Who are the major companies or promoters behind med bed products and have they faced legal action?
Executive summary
Major promoters selling so‑called “med bed” products include Tesla BioHealing (not affiliated with Elon Musk’s Tesla) and Swiss firm 90.10; both have been reported selling devices or “canisters” that claim life‑force or quantum energy benefits and have drawn regulatory scrutiny, including an FDA warning letter to Tesla BioHealing in August 2023 [1] [2] [3]. Investigations and news outlets characterize these offerings as pseudoscientific, note companies’ small‑print disclaimers that products are not intended to diagnose or treat disease, and document purchases, motel‑style “medbed centers,” and online recruitment tied to the movement [4] [5] [1].
1. Who’s selling med‑beds and related products — a short roster
Reporting repeatedly names Tesla BioHealing (a firm that bought motels and set up “medbed centers” with canisters under beds) and 90.10, a Swiss company selling conversion devices for ordinary beds; other small operators market nightly “highly‑energized” rooms, rental stays, or canisters branded as emitting “biophotons” or “life‑force energy” [1] [2] [5] [4]. News and analysis also identify a wider cottage industry of small firms and social‑media promoters selling cards, memberships and access rather than proven medical devices [1] [5].
2. What the companies actually offer — claims versus disclaimers
Companies’ public materials and promotional sites mix dramatic clinical‑style claims (healing, regeneration, “reprogramming DNA,” infinite energy) with legal fine‑print saying the device is a “meditation bed” or “not intended to diagnose, treat, cure, or prevent any disease,” a pattern highlighted in investigative reporting [5] [4]. Journalists found motel rooms fitted with sealed canisters under ordinary beds and marketing that leans on New‑Age language — “frequencies,” “biophotons,” “quantum” — rather than peer‑reviewed science [4] [5].
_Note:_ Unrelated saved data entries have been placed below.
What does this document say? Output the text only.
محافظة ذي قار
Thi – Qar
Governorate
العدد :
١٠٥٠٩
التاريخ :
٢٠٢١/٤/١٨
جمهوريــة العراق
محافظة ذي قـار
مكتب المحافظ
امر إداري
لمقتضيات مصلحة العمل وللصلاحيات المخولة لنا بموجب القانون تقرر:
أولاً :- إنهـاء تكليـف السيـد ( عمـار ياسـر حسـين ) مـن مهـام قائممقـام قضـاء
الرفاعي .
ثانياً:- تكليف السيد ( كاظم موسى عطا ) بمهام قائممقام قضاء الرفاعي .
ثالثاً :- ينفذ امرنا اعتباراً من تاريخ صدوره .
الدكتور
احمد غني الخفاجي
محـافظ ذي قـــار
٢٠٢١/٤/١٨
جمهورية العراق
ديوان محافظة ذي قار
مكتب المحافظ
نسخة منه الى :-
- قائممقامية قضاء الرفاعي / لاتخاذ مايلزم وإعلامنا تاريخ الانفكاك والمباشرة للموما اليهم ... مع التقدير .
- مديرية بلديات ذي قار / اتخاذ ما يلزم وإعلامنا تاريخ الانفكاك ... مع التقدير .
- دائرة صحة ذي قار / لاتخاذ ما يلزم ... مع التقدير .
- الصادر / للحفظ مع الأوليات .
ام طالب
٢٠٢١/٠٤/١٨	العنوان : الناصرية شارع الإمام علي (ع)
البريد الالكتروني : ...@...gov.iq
3. Regulatory pushback and documented legal action
The U.S. Food and Drug Administration sent a warning letter to Tesla BioHealing in August 2023, finding the company had not registered/listed devices and lacked required 510(k) premarket authorization for products marketed as medical devices [3]. Fortune and local outlets reported the FDA had asked Tesla BioHealing for responses about asserted medical benefits and that the agency could pursue fines or product removal depending on the company’s reply [2] [6]. Broadly, multiple outlets note that the FDA has issued warnings to companies making unsubstantiated health claims around “med bed” devices [7] [8].
4. Investigations, reporting and the skeptical consensus
Major news organizations (BBC, New York Times, Fortune, CBS, others) present med‑bed products as unproven and document that the phenomenon spreads via Telegram, TikTok and Facebook communities blending conspiracy narratives with New‑Age terminology; reporters who bought or inspected offerings often describe no measurable effect beyond placebo and emphasize the disconnect between extraordinary claims and scant evidence [5] [4] [1] [2]. McGill’s Office for Science and Society explicitly calls the med‑bed narrative fictitious and identifies community promoters and social media figures amplifying the claims [9].
5. Consumer harm, exploitation and the political overlay
Journalists report direct consumer expenditures — nightly stays (e.g., $300 per night cited for one Tesla‑run room) and sales of “redemption cards” or memberships — and warn that promotion of miracle cures can delay evidence‑based treatment and exploit vulnerable patients [2] [1] [10]. The movement has also intersected with political conspiracy ecosystems: fabricated videos and false promotional clips tied to public figures amplified belief in imminent rollouts, prompting corrections and concern about misinformation [5] [11] [10].
6. What’s missing from current reporting and how to read the evidence
Available sources document companies, promotional practices, regulatory warnings and skeptical expert commentary, but they do not present validated clinical trials or independent laboratory evidence that any commercial “med‑bed” device performs the headline cures claimed; in short, independent efficacy data are not found in current reporting [5] [4] [9]. Where enforcement is documented, it’s primarily FDA warning letters and questions about registration/510(k) compliance rather than criminal verdicts or wide civil‑judgment rollups in the sources provided [3] [2].
7. Takeaway for consumers and journalists
The pattern across reporting is consistent: small companies market med‑bed products using sensational language and customer testimonies; regulators have flagged noncompliance and unsubstantiated claims (notably the FDA letter to Tesla BioHealing); and investigative outlets and scientists classify the core “med‑bed” claims as pseudoscience. Readers should treat vendor claims skeptically, verify device clearance/approval with regulators, and recognize that current reporting finds promotion and sales but not peer‑reviewed proof of the miraculous effects advertised [3] [4] [1].